I don't like the idea that when immigrants move to a new country, the host countries must change their age-old cultures to conform to the beliefs and prejudices of the new arrivals. I mean, if the freedom of expression that prevails in Western countries is going to drive you to commit murder, then don't move to a Western country. If you intend to kill your own daughter for having premarital sex, because conducting 'honor killings' is the tradition in whatever hell-hole you come from, then this probably isn't the right place for you.
Except that convention is not an age old culture. Unless going deliberately out of one's way to offend is part of American culture?
I don't disagree with you, Yazata, but what Geller did is not a part of American society. Sure, free speech laws allow her to incite hatred and she does that very well and she tends to pop back up when she loses attention or the stage which she likes to inhabit, since even Jewish groups no longer wish to have anything to do with her because she is such a vicious character.
It wasn't freedom of expression that she is fighting for. It is a form of bigotry that she is able to maintain because of the free speech laws that she enjoys.
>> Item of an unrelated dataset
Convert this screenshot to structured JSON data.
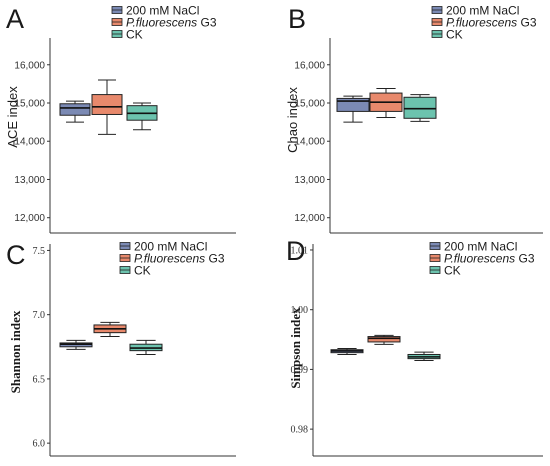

No one can agree with the very notion of people shooting others because of a cartoon. That said, America does not have a history of satire, like the French do. In fact, the media in the US is vastly different to what it is like in France, or other European countries or even in my own country, where lambasting one and all is common. The impression I have when I look at the things Geller was saying and doing leading up to this 'draw Mohammed' convention, is that she was deliberately yelling fire in a crowded theater and watching people trample over each other. She feeds off this sort of thing and always has. And Geller is not so supportive of free speech or freedom of expression when such freedom goes against her religious beliefs. At all and she incites violence against others who disagree with her, which in and of itself is against what I would deem to be Western ideology.
Aside from revulsion at what those two men intended to do, I am also repulsed by the hypocrisy of Geller and the deliberate viciousness with which she conducted herself prior to and after this shooting. As
Brian Levin notes, the only thing separating Geller and the terrorists who intended to shoot up that convention is violence. Had they camped outside that hall with signs saying death to Christians and Jews as a form of freedom of expression, Geller would not have been so free or happy about their exercising their right to free speech. Hence the absolute hypocrisy of her hate filled bigotry.
No one deserves to be shot for their religious belief or ideology. Even someone as repulsive as Geller and her incitement for violence against others. They would have done more damage to her and her horrid ideology if they had just ignored her entirely and frankly,
not given her what she desperately wanted.
There are two parties that are assuredly satisfied after the attack at the "Draw Muhammad Contest" in Garland, Texas on Sunday.
One is probably Pamala Geller, the organizer of the event and president of the American Freedom Defense Initiative. Geller has dedicated her life to vilifying Muslims. Under the protection of free speech, her organization sponsors the "Draw Muhammad" contest and routinely demonizes Muslims with billboards across the country.
The two gunmen/pawns played exactly into her divisive Islam vs. the West narrative and she responded the day after the shooting by saying: "This incident shows how much needed our event really was. The freedom of speech is under violent assault here in our nation. The question now before is -- will we stand and defend it, or bow to violence, thuggery, and savagery?"
The other group that must be pleased today is ISIS, whose followers, according toABC News, have been sending messages about the event in Texas, referencing Charlie Hebdo, and saying it was time for "brothers" in the US to do their part.
[...]
While they resort to different means, both the extreme anti-Islam movement and the violent Islamist movements self-servingly promote the belief that the future must involve a battle against one another to the death. Both claim to be victims of aggression by the other, and both are trying to convince the rest of us to join their war.
Was the shooting justified? Certainly not. It is repulsive. My biggest gripe with this is her hypocrisy and her feeding off this and calling for "war". It's obscene. What is going to happen if some hapless retard takes a gun and shoots up a Mosque because it is a "war"? She is deliberately adding fuel in the hope of a violent response and in doing so, deliberately endangered the lives of the police, and the people who went to that draw Mohammed convention (which frankly, is something I am still trying to wrap my head around).
No one is saying that free speech or freedom of expression is bad. But sometimes, when one goes out of one's way to offend and demean whole groups of people, some within that community will not respond with calm or ignore the offense and some will fight back with violence. This is exactly what has happened in Texas. The irony of the whole demand for freedom of speech is that Wilders, who was also at the event with Geller,
wants to ban the Quran - apparently it is only free speech for some, not all.
Freedom of speech needs to be protected. I just hate finding myself on the same side as someone like Geller in that regard. Makes me want to vomit.